Iowa 4-H Foundation

Posted on August 19, 2019 at 2:26 PM by Global Reach

When Shirley Pfeiffer, 90, joined Emmet County 4-H as a high schooler, she had no inkling she was beginning a lifelong relationship. Her 4-H career began when her mother agreed to become leader of a girls’ club. Now, some 75 years later, the longtime Washington County resident continues to serve as the 4-H Garden Project leader.Shirley Pfeifer

From the beginning, Shirley’s interests and skills have been a natural fit with 4-H principles. Shirley describes a couple of projects for the standard three-year rotation of clothing, home improvement, and foods and nutrition. She sewed a wool plaid pleated skirt for the clothing year and changed her bedroom décor for home improvement. “I redid my room, painting the furniture green and white with rosebud decals,” Shirley recalled. “I used a rosebud fabric to make a dressing table skirt for a table made of two orange crates and a board to fit the top.” Her family’s involvement in 4-H included her sister, too, however she had stepped out of the traditional gender roles by joining a boys’ club due to her interest in showing cattle.

After college Shirley became an elementary art teacher in the Washington School District. When she and her husband, Fred, were married, they moved to a farm near Ainsworth in Washington County. A neighbor, Georgia White, asked her to co-lead the Sunshine Sisters girls 4-H club being formed. Their leadership lasted until all the girls  graduated.

Eventually, as Shirley raised her family, 4-H influenced a third generation. Her younger son showed hogs along with entomology and garden projects while one of her daughter’s food projects sticks in Shirley’s mind.  “One year my daughter and a friend demonstrated how to make baking powder biscuits.
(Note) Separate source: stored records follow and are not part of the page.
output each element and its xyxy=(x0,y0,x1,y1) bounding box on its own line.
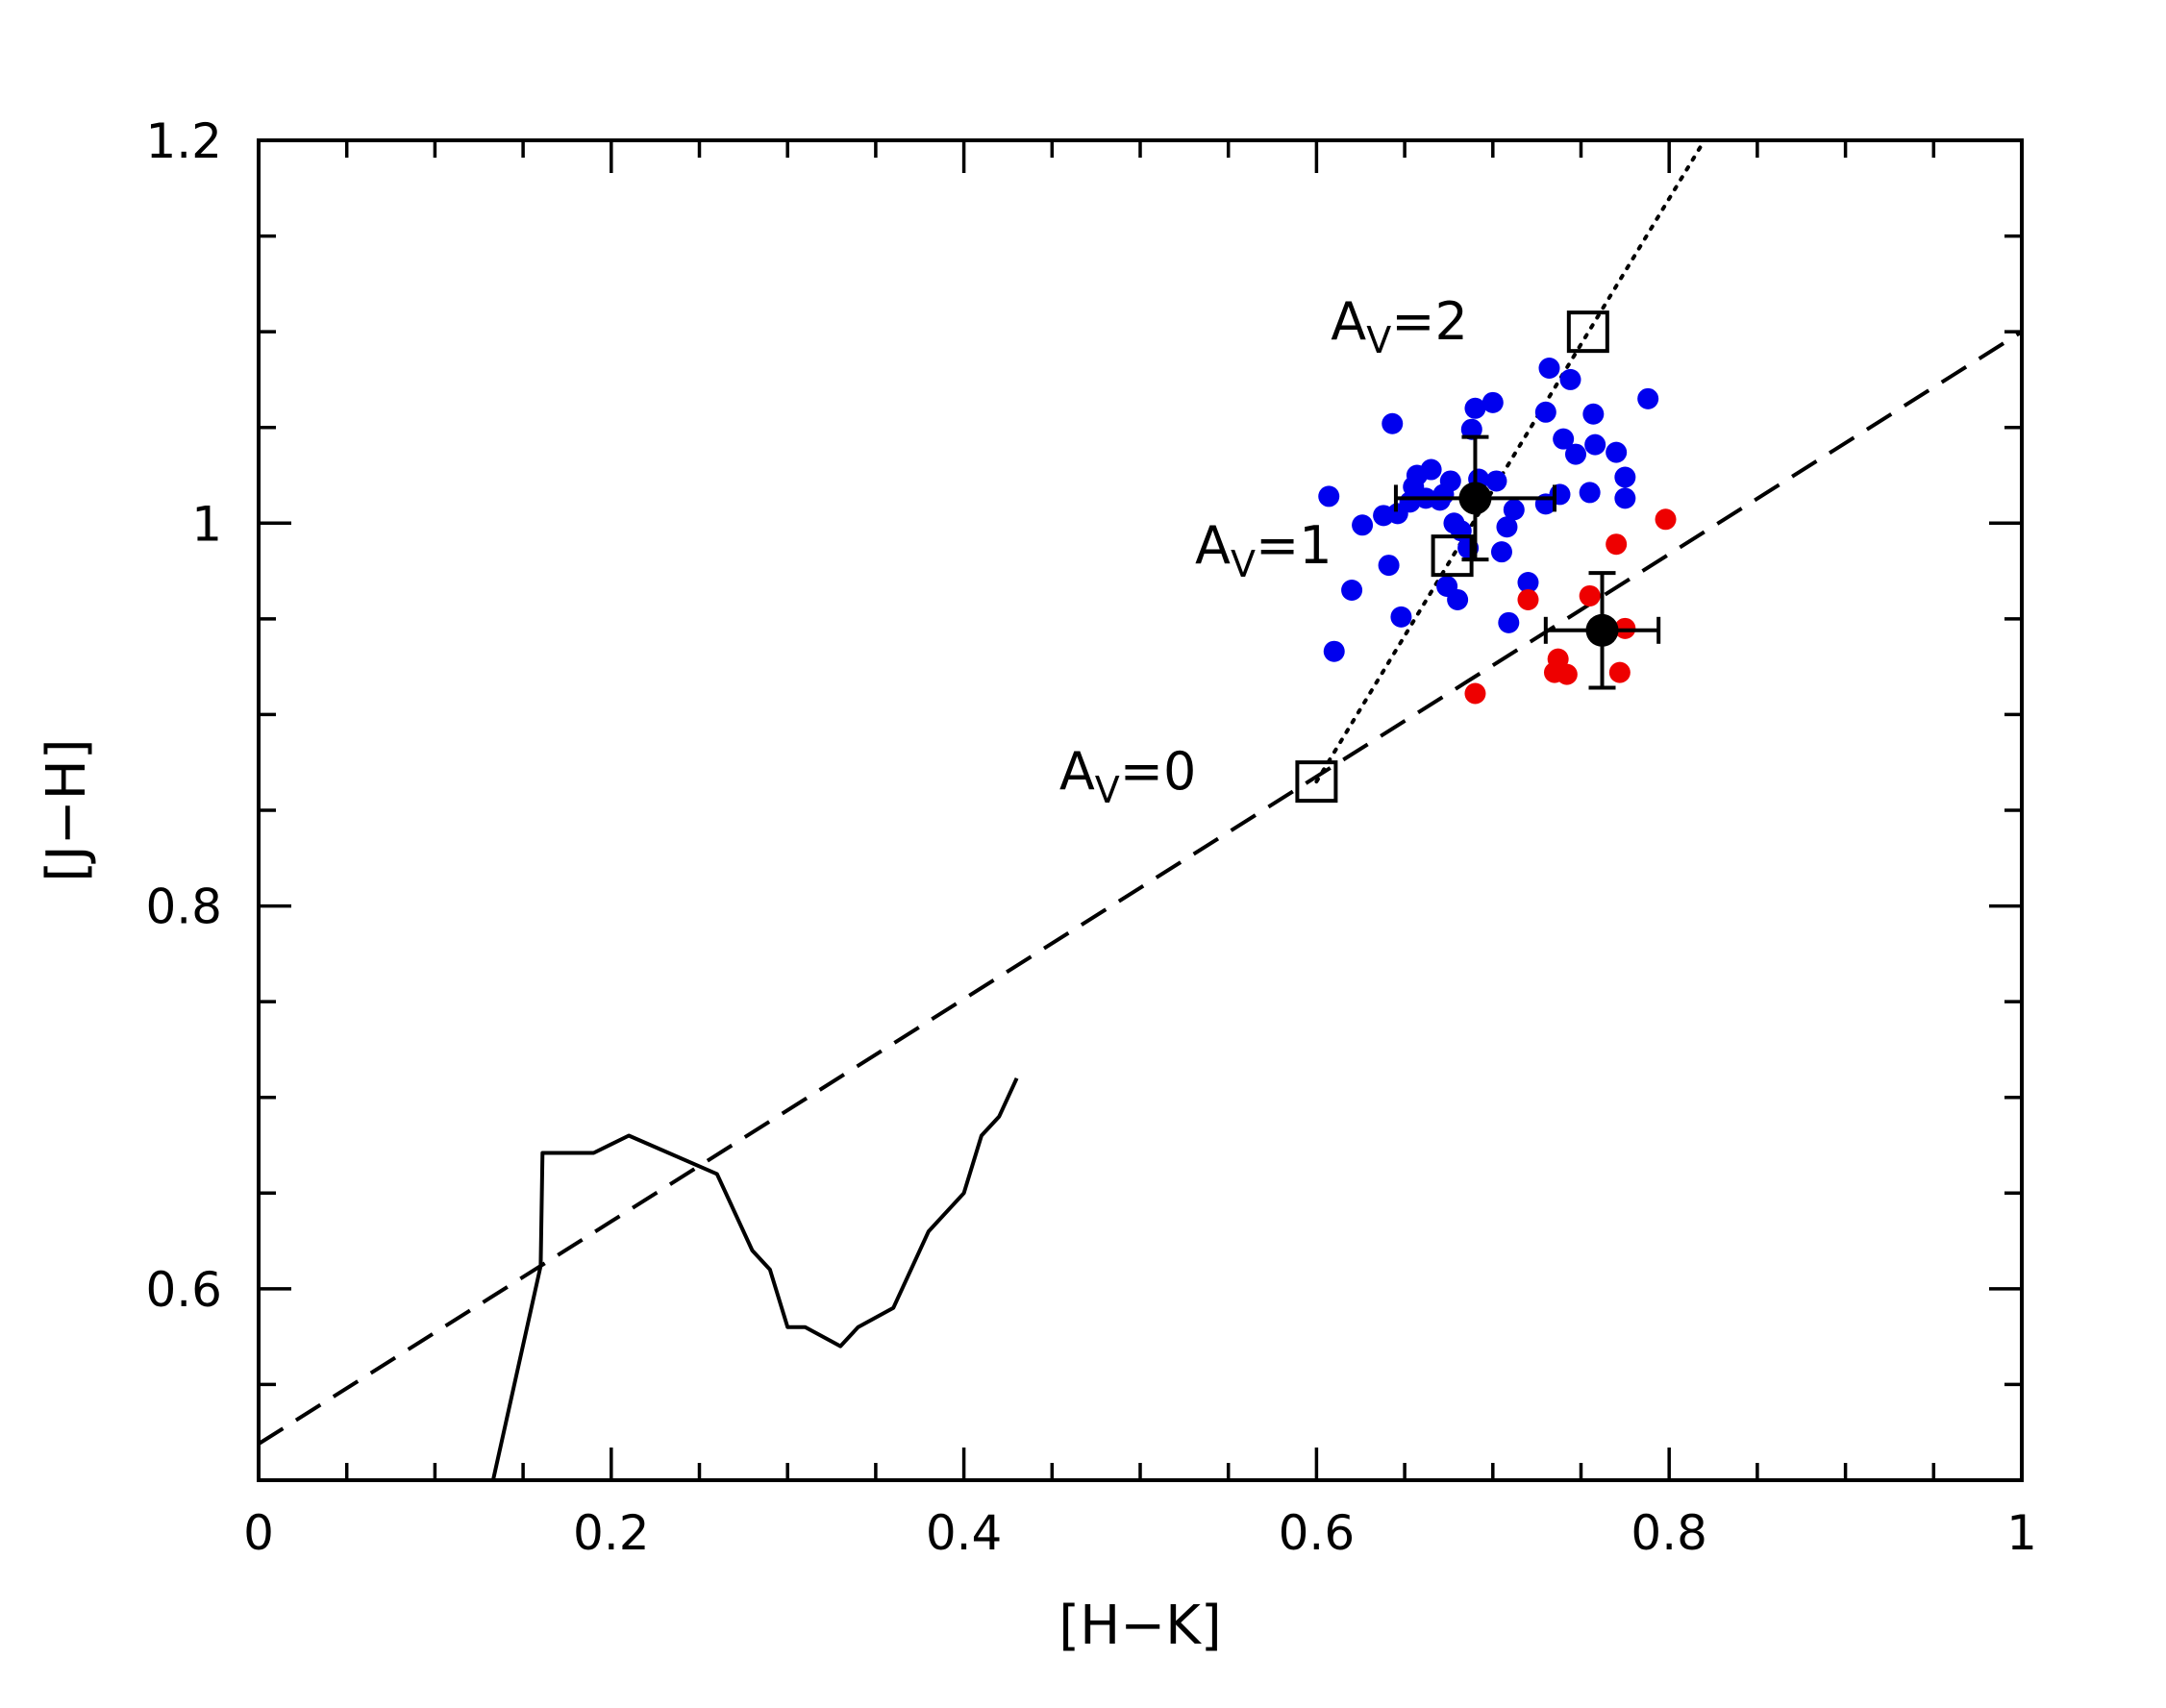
dotted-line xyxy=(1314,140,1706,784)
blue-point xyxy=(1382,412,1404,434)
blue-point xyxy=(1553,428,1575,450)
blue-point xyxy=(1614,487,1636,509)
blue-point xyxy=(1439,470,1461,492)
blue-point xyxy=(1606,441,1628,463)
reddening-marker xyxy=(1431,534,1474,578)
blue-point xyxy=(1579,482,1601,504)
y-axis-title: [J−H] xyxy=(36,738,98,881)
x-tick-label: 0.8 xyxy=(1631,1505,1707,1561)
blue-point xyxy=(1464,397,1486,419)
blue-point xyxy=(1323,640,1345,662)
red-point xyxy=(1579,584,1601,606)
red-point xyxy=(1606,533,1628,556)
y-tick-label: 1.2 xyxy=(145,113,222,169)
reddening-label: AV=1 xyxy=(1195,515,1332,585)
reddening-label: AV=2 xyxy=(1331,291,1468,361)
blue-point xyxy=(1614,466,1636,488)
red-point xyxy=(1547,648,1569,670)
reddening-marker xyxy=(1566,310,1609,354)
x-tick-label: 0.4 xyxy=(926,1505,1003,1561)
mean-marker xyxy=(1458,482,1492,515)
red-point xyxy=(1556,663,1578,685)
blue-point xyxy=(1481,391,1504,413)
mean-point xyxy=(1393,434,1556,562)
red-point xyxy=(1517,588,1539,610)
mean-point xyxy=(1543,571,1661,690)
blue-point xyxy=(1564,443,1586,465)
dashed-line xyxy=(259,330,2022,1446)
blue-point xyxy=(1390,606,1412,628)
blue-point xyxy=(1490,541,1512,563)
blue-point xyxy=(1420,458,1442,481)
x-tick-label: 0.2 xyxy=(573,1505,650,1561)
x-tick-label: 0.6 xyxy=(1279,1505,1356,1561)
y-tick-label: 0.6 xyxy=(145,1262,222,1318)
reddening-marker xyxy=(1295,760,1338,804)
x-tick-label: 1 xyxy=(2006,1505,2037,1561)
solid-curve xyxy=(490,1077,1019,1480)
red-point xyxy=(1608,661,1631,683)
blue-point xyxy=(1352,514,1374,536)
blue-point xyxy=(1559,368,1581,390)
blue-point xyxy=(1549,483,1571,506)
blue-point xyxy=(1637,387,1659,409)
x-axis-title: [H−K] xyxy=(1058,1595,1221,1657)
blue-point xyxy=(1582,403,1605,425)
y-tick-label: 1 xyxy=(191,496,222,552)
red-point xyxy=(1655,508,1677,531)
blue-point xyxy=(1534,401,1556,423)
blue-point xyxy=(1341,579,1363,601)
red-point xyxy=(1464,682,1486,705)
blue-point xyxy=(1318,485,1340,507)
blue-point xyxy=(1503,499,1525,521)
blue-point xyxy=(1538,357,1560,379)
y-tick-label: 0.8 xyxy=(145,879,222,935)
blue-point xyxy=(1517,572,1539,594)
blue-point xyxy=(1496,516,1518,538)
mean-marker xyxy=(1585,613,1619,647)
blue-point xyxy=(1447,588,1469,610)
blue-point xyxy=(1498,611,1520,633)
blue-point xyxy=(1485,470,1507,492)
blue-point xyxy=(1460,418,1482,440)
blue-point xyxy=(1584,433,1606,456)
x-tick-label: 0 xyxy=(243,1505,274,1561)
reddening-label: AV=0 xyxy=(1059,741,1197,811)
blue-point xyxy=(1378,555,1400,577)
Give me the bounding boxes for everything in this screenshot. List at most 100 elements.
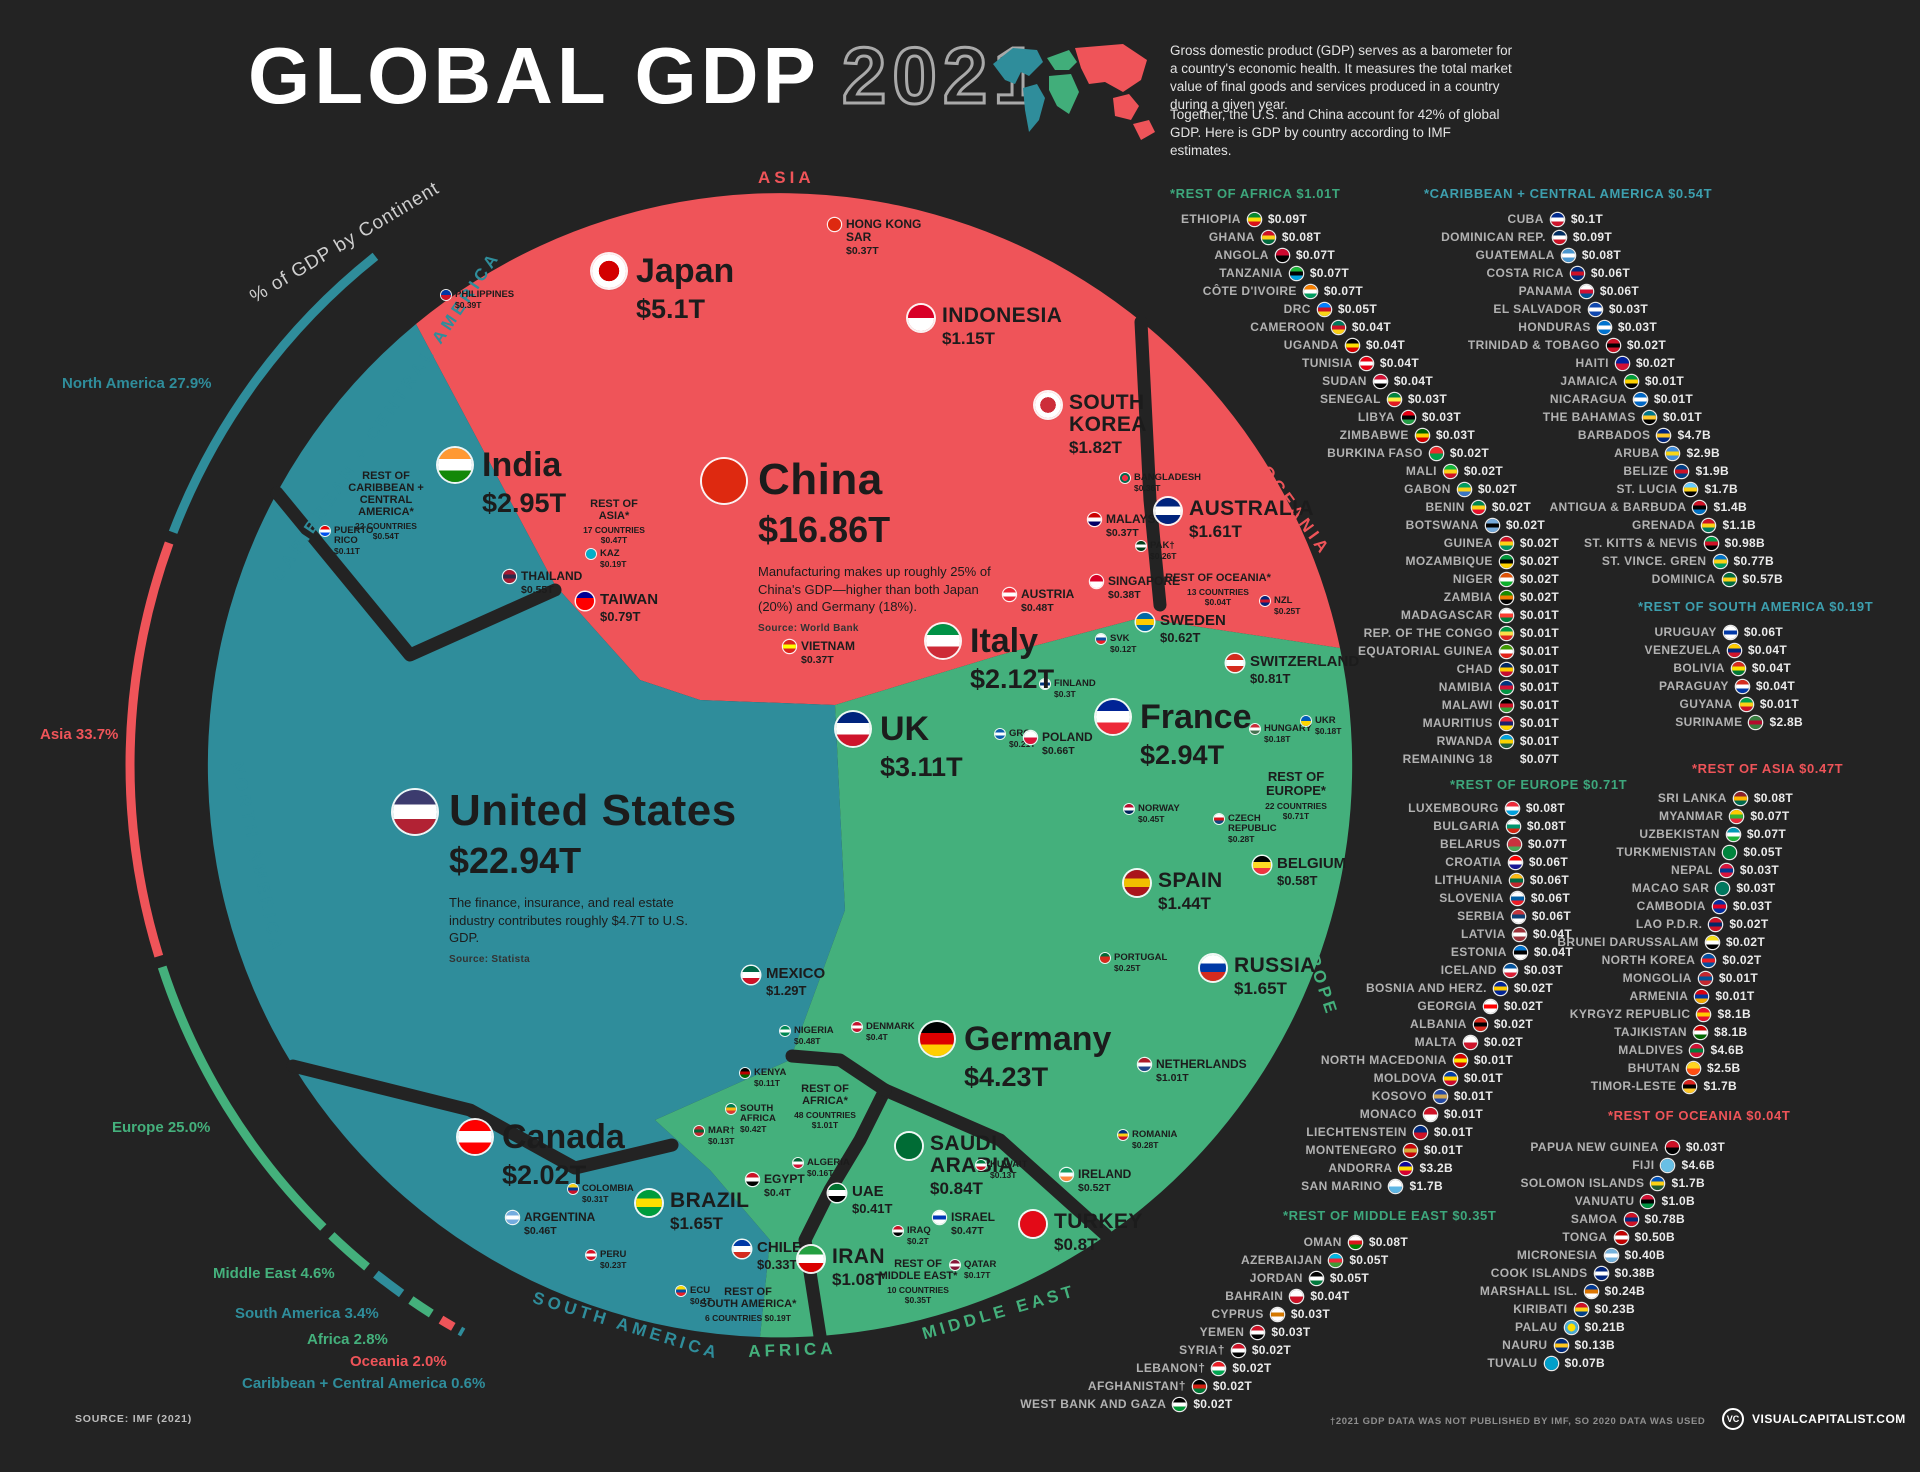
country-gdp-value: $0.3T bbox=[1054, 689, 1076, 699]
list-item-albania: ALBANIA $0.02T bbox=[1410, 1016, 1533, 1032]
country-name: SAUDI ARABIA bbox=[930, 1132, 1015, 1177]
list-country-value: $0.02T bbox=[1477, 482, 1517, 496]
singapore-flag-icon bbox=[1090, 575, 1103, 588]
list-country-value: $0.09T bbox=[1572, 230, 1612, 244]
list-item-oman: OMAN $0.08T bbox=[1304, 1234, 1408, 1250]
cell-sub-label: 13 COUNTRIES $0.04T bbox=[1187, 587, 1249, 607]
list-item-dominican-rep: DOMINICAN REP. $0.09T bbox=[1441, 229, 1612, 245]
list-item-honduras: HONDURAS $0.03T bbox=[1518, 319, 1657, 335]
list-item-tajikistan: TAJIKISTAN $8.1B bbox=[1614, 1024, 1747, 1040]
cell-vietnam: VIETNAM $0.37T bbox=[783, 640, 855, 666]
list-item-madagascar: MADAGASCAR $0.01T bbox=[1401, 607, 1559, 623]
list-item-lithuania: LITHUANIA $0.06T bbox=[1435, 872, 1569, 888]
list-country-value: $1.1B bbox=[1722, 518, 1756, 532]
list-country-name: LIECHTENSTEIN bbox=[1306, 1125, 1407, 1139]
list-country-value: $1.7B bbox=[1703, 1079, 1737, 1093]
country-gdp-value: $0.1T bbox=[690, 1296, 712, 1306]
country-name: GRC bbox=[1009, 728, 1031, 739]
list-country-name: NICARAGUA bbox=[1549, 392, 1627, 406]
hungary-flag-icon bbox=[1250, 724, 1260, 734]
list-country-value: $0.02T bbox=[1519, 572, 1559, 586]
country-gdp-value: $0.47T bbox=[951, 1225, 984, 1237]
cell-australia: AUSTRALIA $1.61T bbox=[1155, 498, 1314, 542]
st-vince-gren-flag-icon bbox=[1713, 554, 1727, 568]
cell-poland: POLAND $0.66T bbox=[1024, 731, 1093, 757]
intro-paragraph: Gross domestic product (GDP) serves as a… bbox=[1170, 43, 1513, 112]
philippines-flag-icon bbox=[441, 290, 451, 300]
gauge-label-north-america-27-9: North America 27.9% bbox=[62, 375, 212, 392]
cell-label: REST OF SOUTH AMERICA* bbox=[699, 1286, 797, 1310]
list-country-value: $0.01T bbox=[1644, 374, 1684, 388]
country-name: IRELAND bbox=[1078, 1167, 1132, 1181]
list-header-rest-of-europe: *REST OF EUROPE $0.71T bbox=[1450, 777, 1628, 792]
namibia-flag-icon bbox=[1499, 680, 1513, 694]
list-country-value: $8.1B bbox=[1713, 1025, 1748, 1039]
list-country-value: $2.9B bbox=[1686, 446, 1720, 460]
country-gdp-value: $0.11T bbox=[754, 1078, 780, 1088]
list-item-burkina-faso: BURKINA FASO $0.02T bbox=[1327, 445, 1489, 461]
mali-flag-icon bbox=[1443, 464, 1457, 478]
nigeria-flag-icon bbox=[780, 1026, 790, 1036]
list-country-value: $0.01T bbox=[1519, 734, 1559, 748]
list-country-value: $0.01T bbox=[1519, 680, 1559, 694]
zambia-flag-icon bbox=[1499, 590, 1513, 604]
country-name: UAE bbox=[852, 1183, 884, 1200]
country-gdp-value: $0.2T bbox=[907, 1236, 929, 1246]
st-kitts-nevis-flag-icon bbox=[1704, 536, 1718, 550]
ecu-flag-icon bbox=[676, 1286, 686, 1296]
country-name: United States bbox=[449, 786, 737, 835]
cell-brazil: BRAZIL $1.65T bbox=[636, 1190, 749, 1234]
list-item-serbia: SERBIA $0.06T bbox=[1457, 908, 1571, 924]
azerbaijan-flag-icon bbox=[1329, 1253, 1343, 1267]
austria-flag-icon bbox=[1003, 588, 1016, 601]
bulgaria-flag-icon bbox=[1506, 819, 1520, 833]
list-country-value: $0.03T bbox=[1739, 863, 1779, 877]
kaz-flag-icon bbox=[586, 549, 596, 559]
country-name: SOUTH KOREA bbox=[1069, 391, 1147, 436]
list-country-value: $0.40B bbox=[1624, 1248, 1665, 1262]
country-name: PHILIPPINES bbox=[455, 289, 515, 300]
country-name: POLAND bbox=[1042, 730, 1093, 744]
cell-ukr: UKR $0.18T bbox=[1301, 716, 1341, 736]
list-country-value: $0.04T bbox=[1310, 1289, 1350, 1303]
list-item-guyana: GUYANA $0.01T bbox=[1680, 696, 1799, 712]
list-header-rest-of-middle-east: *REST OF MIDDLE EAST $0.35T bbox=[1283, 1208, 1497, 1223]
list-country-name: EQUATORIAL GUINEA bbox=[1358, 644, 1493, 658]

We ate biscuits all summer up to fair time!”

When Washington County’s garden project leader received a job transfer to Northrup King’s corn plant in Hawaii, local 4-H coordinator, Julia Gamon, asked Shirley to supervise that project and, in her words, “I’m still here!”

Shirley became a Master Gardener in 1989 to expand her knowledge for that project. In 1998 she earned the Ruby Clover for recognition for 30 years as a club and garden project leader. Now, in 2019, she’s tallied two more decades of service, totaling more than 50 years as a 4-H club and project volunteer.

Shirley is proud of the education 4-Hers received from the garden project on field trips to the ISU research farm near Fruitland in Muscatine County where they learned about research with tomatoes and potatoes. Shirley fondly recalls the many 4-H families she’s helped through the years to develop their gardens and gardening skills – truly a lifelong activity and commitment to others.